古めかしいゲームにしては、デザインなどけっこう頑張っている面もあると思いますし、シーンによって別人のようにキャラが豹変したりといったこともありません。これも、やはり「バランスがしっかり取れている」と感じました。
女の子の表情が変わるタイミングは、なかなかいいですね。時折顔を赤く染めたりして。
あと、服装を、シチュエーション別に描き分けているのも楽しいですね。冬服から夏服へと替わったとき、最初「何が起こった?」と思ってしまいましたから。

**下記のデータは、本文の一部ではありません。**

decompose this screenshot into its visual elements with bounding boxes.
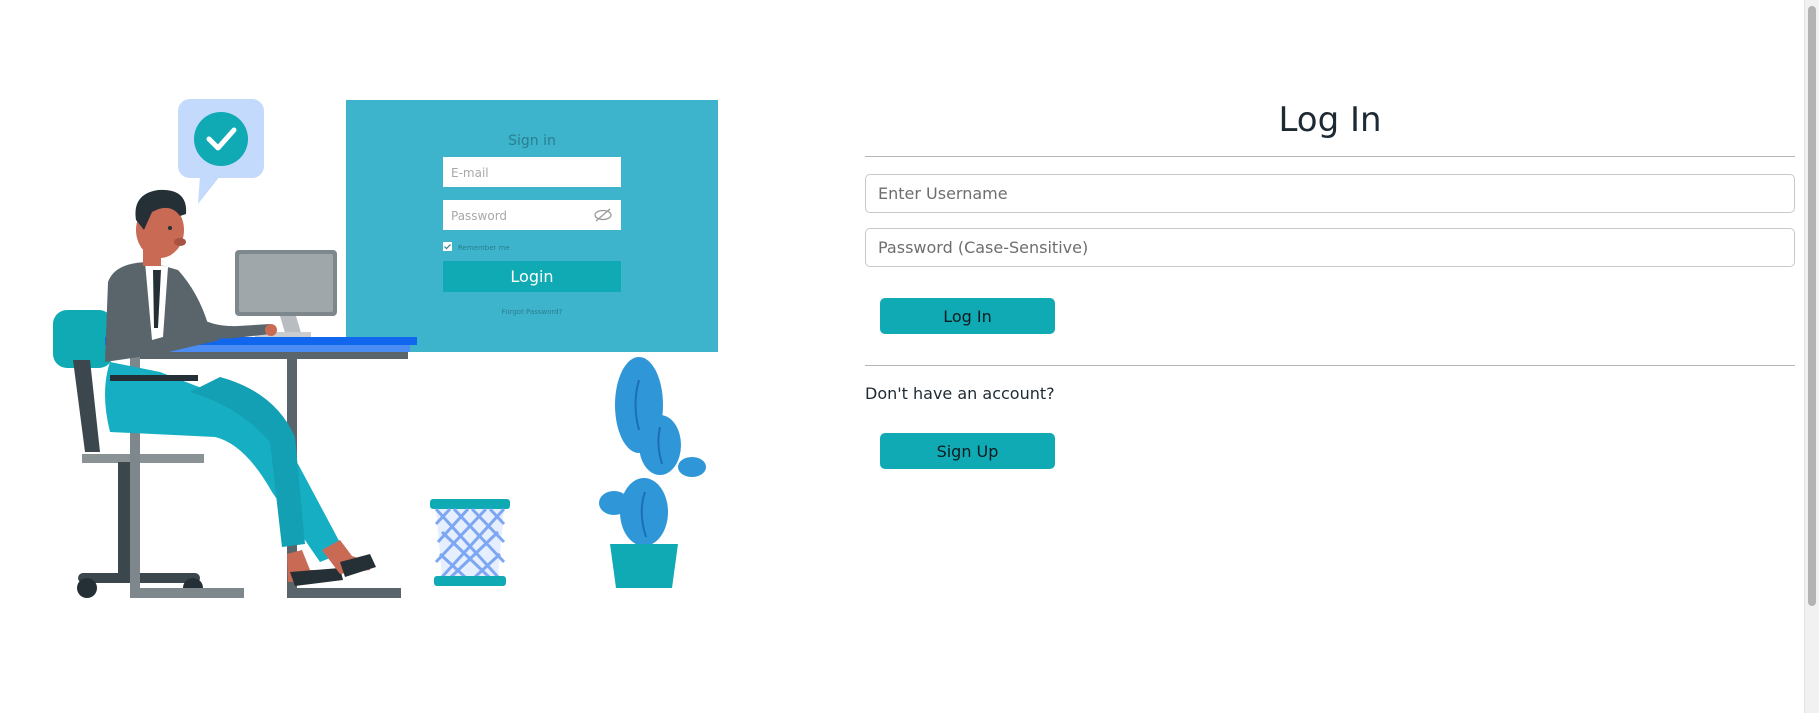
page-scrollbar[interactable] <box>1804 0 1819 713</box>
no-account-text: Don't have an account? <box>865 384 1055 403</box>
page-title: Log In <box>1278 100 1382 140</box>
check-icon <box>194 112 248 166</box>
illustration-screen-title: Sign in <box>508 133 556 149</box>
scrollbar-thumb[interactable] <box>1808 6 1816 606</box>
illustration-login-label: Login <box>510 267 553 286</box>
illustration-remember-checkbox <box>443 242 452 251</box>
speech-bubble <box>178 99 264 204</box>
illustration-remember-label: Remember me <box>458 244 510 252</box>
login-button[interactable]: Log In <box>880 298 1055 334</box>
illustration-password-label: Password <box>451 209 507 223</box>
waste-basket <box>430 499 510 586</box>
illustration-forgot-label: Forgot Password? <box>502 308 563 316</box>
username-input[interactable] <box>865 174 1795 213</box>
computer-monitor <box>235 250 337 337</box>
cactus-plant <box>599 357 706 588</box>
illustration-email-label: E-mail <box>451 166 489 180</box>
illustration-screen-panel: Sign in E-mail Password Remember me Logi… <box>346 100 718 352</box>
login-form-panel: Log In Log In Don't have an account? Sig… <box>865 92 1795 469</box>
illustration-svg: Sign in E-mail Password Remember me Logi… <box>53 99 718 598</box>
person-at-desk <box>105 189 376 586</box>
signup-button[interactable]: Sign Up <box>880 433 1055 469</box>
password-input[interactable] <box>865 228 1795 267</box>
login-illustration: Sign in E-mail Password Remember me Logi… <box>40 92 720 612</box>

やはり一番は、今日子先生でしょう。豪放磊落というコトバはまさにこの人のためにあるのではないか、と思えます。アルコールをもって学級閉鎖を実現させるという時点で、腹の皮をよじくりかえさせてくれましたが、それ以降も、期待にそぐわぬいい味を、最後まで出し続けてくれます。不良教師と誠実な教師との二面性を持ち、そこに嫌みを残していないのがたまりません。攻略対象でないのが残念ですが、攻略可能としてストーリーを作ると、ほかのキャラとのバランスが崩れそうですね。こういった「バランス感覚」がすぐれているゲームだけに、この設定は仕方がないでしょう。
攻略可能キャラの中では、中野恵依美が個人的に好き。あまり深くは突っ込みませんが、「素直でない」という性格をこういう風に、なんのけれんもなく表しているのは、やはりキャラ描写のみごとさというべきか。これに次ぐのが吉田星愛かな。あと、ゲーセンの娘が妙に気になります(^^)
非常にバランスの取れた、緻密で飽きのこないシナリオは、追っていくのが非常に楽しく、これを超えるだけの「楽しさ」を味わわせてくれるゲームは、そうそう見当たりません。
しかし、「このゲームは商品として流通している」ということを前提として考えると、残念ながら、このゲームを高く評価することは無理でしょう。
このゲームであるからこそ味わえる魅力があるのは確かなのですが、「いいからやれ」と素直に勧める気には(倫理的に)なれない。そんな、非常に複雑な心境にさせてくれるゲームです。